Let $\mathcal{L}$ be context free language over alphabet $\Sigma$. Define $\mathcal{G}$ as $$\mathcal{G} = \{ v_2 v_4 \ldots v_{k} ~:~ v_1 v_2 v_3 v_4 \ldots v_{k-1} v_{k} \in \mathcal{L}, ~ \text{k even} \} $$

I have seen similar question (asked 5 years ago) but I am not sure how it can works.

Proposition

$\mathcal{L}$ is CFL so it has own push-down automata. So let copy states of $\mathcal{L}$ and if it has a state called $S$ and it gets to state $T$ upon letter $x$ then $\mathcal{G}$ will have states $S_1, S_2, T_1, T_2$ and letter $x$ turns $S_1$ to $T_2$ and $S_2$ to $T_1$.

My question is why it is correct apporach? $\mathcal{G}$ automata won't read any of $v_1, v_3, v_5,... v_{k-1}$ so how it can ensure that this word belongs to $\mathcal{L}$?

Answer 1

Remember that PDAs can be nondeterministic, meaning they can "guess" which production rule to apply and, if any sequence of guesses ends up producing the word, the machine succeeds.
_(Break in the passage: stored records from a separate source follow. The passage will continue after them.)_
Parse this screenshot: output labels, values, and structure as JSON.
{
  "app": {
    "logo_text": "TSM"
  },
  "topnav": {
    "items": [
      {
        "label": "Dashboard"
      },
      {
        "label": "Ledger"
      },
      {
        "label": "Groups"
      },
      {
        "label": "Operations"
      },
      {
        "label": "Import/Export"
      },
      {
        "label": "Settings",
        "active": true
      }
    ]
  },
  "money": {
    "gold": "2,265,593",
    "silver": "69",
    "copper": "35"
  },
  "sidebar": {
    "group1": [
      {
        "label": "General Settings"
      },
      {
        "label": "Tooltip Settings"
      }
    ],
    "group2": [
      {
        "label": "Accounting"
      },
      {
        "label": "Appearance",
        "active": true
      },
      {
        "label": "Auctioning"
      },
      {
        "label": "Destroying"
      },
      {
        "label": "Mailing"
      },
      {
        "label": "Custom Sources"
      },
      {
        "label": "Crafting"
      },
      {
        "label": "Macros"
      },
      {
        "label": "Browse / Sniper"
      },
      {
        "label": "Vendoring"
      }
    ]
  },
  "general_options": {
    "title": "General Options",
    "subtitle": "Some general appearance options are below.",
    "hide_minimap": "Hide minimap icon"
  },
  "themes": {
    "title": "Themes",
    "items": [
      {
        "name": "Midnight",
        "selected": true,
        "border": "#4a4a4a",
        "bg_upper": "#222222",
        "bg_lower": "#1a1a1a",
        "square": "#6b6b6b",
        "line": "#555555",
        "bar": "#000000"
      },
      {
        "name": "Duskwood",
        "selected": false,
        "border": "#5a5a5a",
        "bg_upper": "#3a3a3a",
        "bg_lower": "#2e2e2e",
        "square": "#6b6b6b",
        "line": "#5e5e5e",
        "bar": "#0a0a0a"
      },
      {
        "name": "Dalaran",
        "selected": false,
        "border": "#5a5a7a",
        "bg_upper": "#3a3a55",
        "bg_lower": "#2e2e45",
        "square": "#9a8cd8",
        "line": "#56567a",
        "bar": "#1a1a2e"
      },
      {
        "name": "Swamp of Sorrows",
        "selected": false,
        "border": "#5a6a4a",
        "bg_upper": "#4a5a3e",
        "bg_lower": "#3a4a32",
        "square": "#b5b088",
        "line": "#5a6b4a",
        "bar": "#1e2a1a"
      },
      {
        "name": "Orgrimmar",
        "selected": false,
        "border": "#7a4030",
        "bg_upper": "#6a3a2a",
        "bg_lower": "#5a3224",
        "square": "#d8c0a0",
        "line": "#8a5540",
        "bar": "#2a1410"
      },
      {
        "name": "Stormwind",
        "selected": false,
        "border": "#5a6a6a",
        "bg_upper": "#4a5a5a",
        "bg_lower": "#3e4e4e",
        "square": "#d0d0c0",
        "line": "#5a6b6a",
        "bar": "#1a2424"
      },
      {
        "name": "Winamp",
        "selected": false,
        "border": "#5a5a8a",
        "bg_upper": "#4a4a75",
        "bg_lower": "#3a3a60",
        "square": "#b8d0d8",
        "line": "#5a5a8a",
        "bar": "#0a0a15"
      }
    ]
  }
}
Here's how you can design a nondeterministic PDA to recognize $\mathcal{G}$. $\mathcal{G}$ is a modified version of the nondeterministic PDA that recognizes $\mathcal{L}$. First, it has two copies of its internal finite control states—call them red states and blue states.

If it is in a red state, then it behaves like the original $\mathcal{L}$ machine—it reads a symbol off the input and off the stack, then transitions normally. (But red states always transition into blue states.)

If it is in a blue state, then instead of reading the input, it nondeterministically picks a symbol $\alpha$, then makes the transition that $\mathcal{L}$ would have done if it had just read $\alpha$ off of the input tape. (But blue states always transition into red states.)

That's the missing piece. The machine alternates between red states that actually read an input symbol and transition the way the $\mathcal{L}$ machine does, and blue states that nondeterministically guess a symbol and simulate what the $\mathcal{L}$ machine does.

In this way, the overall machine takes in a word, nondeterministically guesses the missing characters that occur every other letter, and accepts if the overall guessed word is in $\mathcal{L}$. This is how it recognizes the "half" words in $\mathcal{G}$.